Early racers were, strictly speaking, not stock car racers at all. They were professional “trippers,” drivers in the liquor racket who used expensively souped-up automobiles to outrun revenue agents. Trippers drove every variety of car, but they generally preferred 1939 and 1940 Fords, with easily available spare parts that could be modified for greater speed and better suspension, and with generous trunk space to accommodate their cargo. Trippers tended to be mountain folk and thus had had to master the blind curves and nonexistent shoulders of old hill-country roads. Dexterity and speed were imperative; losing the race meant prison.
Many trippers took to racing for sport and occasionally for prize money in their spare time. Some early NASCAR greats like Junior Johnson and the Flock brothers—Bob and Fonty—got their start hauling homebrewed whiskey for their parents and only gradually found themselves drawn to the racetrack. Even as his competitive racing star ascended in the 1950s, Johnson faithfully plied his talents for the family business. He was arrested in 1956, served 11 months for liquor trafficking, and returned to the track in 1959 in time to participate in a fierce NASCAR run at Charlotte, North Carolina, where he drove another contestant into a wall.
Informal car racing flourished in the 1940s, when war production gave Southerners unprecedented capital to put into cars and wagers. Tim Flock, an early NASCAR Grand National champion and younger brother to Bob and Fonty, insisted that modern stock car racing was inaugurated immediately after the war in a “cow pasture right outside Atlanta, Georgia,” where drivers competed for cash prizes that could total as much as $20,000. For the most part these early races were rowdy affairs, their fans notorious for boozing, womanizing, and supremely proficient cursing.
It took a visionary to realize the commercial potential of stock car racing in a modernizing South. William Getty France, a service station owner in Daytona Beach, Florida, and an occasional participant in so-called outlaw races, understood the appeal this raffish new sport held for the country migrants in their newfound factories. On December 14, 1947, he convened a summit of three dozen leading mechanics and racers to form a sanctioning body for stock car competitions. Thus was born the National Association for Stock Car Auto Racing (NASCAR). “Big Bill” France became the organization’s first president.
From its inception NASCAR embodied the split personality of postwar Southland culture: at once urban and market-oriented, yet still close to its rural, precommercial roots. Locked at first in tough competition with four other sanctioning organizations, France’s NASCAR sponsored standard races featuring modified cars, but it also launched a 150-mile contest at Charlotte whose participants were allowed to drive only automobiles that were “strictly stock”—that is, wholly unenhanced. The ploy was a great success with many fans, who enjoyed seeing professionals race the same cars an ordinary consumer could own.

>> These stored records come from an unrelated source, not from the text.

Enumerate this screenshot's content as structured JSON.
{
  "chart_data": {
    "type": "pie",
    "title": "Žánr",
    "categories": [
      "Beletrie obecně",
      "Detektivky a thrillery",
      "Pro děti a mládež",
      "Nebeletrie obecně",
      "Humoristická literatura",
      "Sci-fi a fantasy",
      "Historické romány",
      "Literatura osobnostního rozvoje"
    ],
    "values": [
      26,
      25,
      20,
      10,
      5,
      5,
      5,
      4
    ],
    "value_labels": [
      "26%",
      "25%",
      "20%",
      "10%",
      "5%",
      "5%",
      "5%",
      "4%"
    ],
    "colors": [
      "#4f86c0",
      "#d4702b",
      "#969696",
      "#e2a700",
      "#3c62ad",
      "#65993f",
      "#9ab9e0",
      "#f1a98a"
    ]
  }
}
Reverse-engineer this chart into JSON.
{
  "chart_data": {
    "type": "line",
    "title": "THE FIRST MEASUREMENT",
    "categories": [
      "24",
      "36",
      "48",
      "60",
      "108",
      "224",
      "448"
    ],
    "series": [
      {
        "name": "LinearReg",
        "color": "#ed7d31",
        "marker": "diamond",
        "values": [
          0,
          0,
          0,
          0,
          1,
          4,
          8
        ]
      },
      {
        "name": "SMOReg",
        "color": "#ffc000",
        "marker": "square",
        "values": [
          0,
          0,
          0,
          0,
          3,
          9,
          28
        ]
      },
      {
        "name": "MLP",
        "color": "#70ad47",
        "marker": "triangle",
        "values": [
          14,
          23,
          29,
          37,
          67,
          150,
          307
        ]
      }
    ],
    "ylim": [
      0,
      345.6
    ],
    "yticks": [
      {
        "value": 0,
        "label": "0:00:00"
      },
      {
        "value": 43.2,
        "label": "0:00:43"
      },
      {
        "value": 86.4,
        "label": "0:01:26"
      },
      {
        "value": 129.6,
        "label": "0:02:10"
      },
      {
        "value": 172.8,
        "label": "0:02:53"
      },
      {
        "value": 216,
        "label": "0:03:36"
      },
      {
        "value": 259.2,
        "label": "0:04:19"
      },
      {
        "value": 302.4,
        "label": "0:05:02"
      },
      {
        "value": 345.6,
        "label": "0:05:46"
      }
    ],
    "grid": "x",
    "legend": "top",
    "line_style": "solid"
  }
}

It was an even bigger hit with the car companies; they quickly recognized the marketing potential in NASCAR and invested accordingly. Keeping his eye on commercial strategy, France also enforced stern discipline. Even such driving legends as Tim Flock, Lee Petty, and Red Byron found they could pay a high price, in cumulative points lost, if they participated in unsanctioned races or otherwise bucked Big Bill’s authority.
Yet if NASCAR was big business, its success was intimately related to its self-styled reputation as a place of last refuge for Southerners who missed the wild pulse of old country ways. So NASCAR promoted its drivers as cowboys on wheels, drinkers, skirt chasers and partygoers, whose much-publicized (and often exaggerated) debauches offered spectators to behave just as raucously—or at least to dream of it. Drivers like Curtis Turner gave NASCAR fans plenty of legend to revel in. Decked out in his trademark silk suits, Turner partied with movie stars and burned through enormous sums of money—$6,000 a month, according to some sources. His fellow driver Smokey Yunick remembered spending “a lot of time with Curtis, drinking, chasing women, racing, raising hell, teaching people how to turn around in the middle of the road at 60 miles an hour, putting cars in swimming pools.”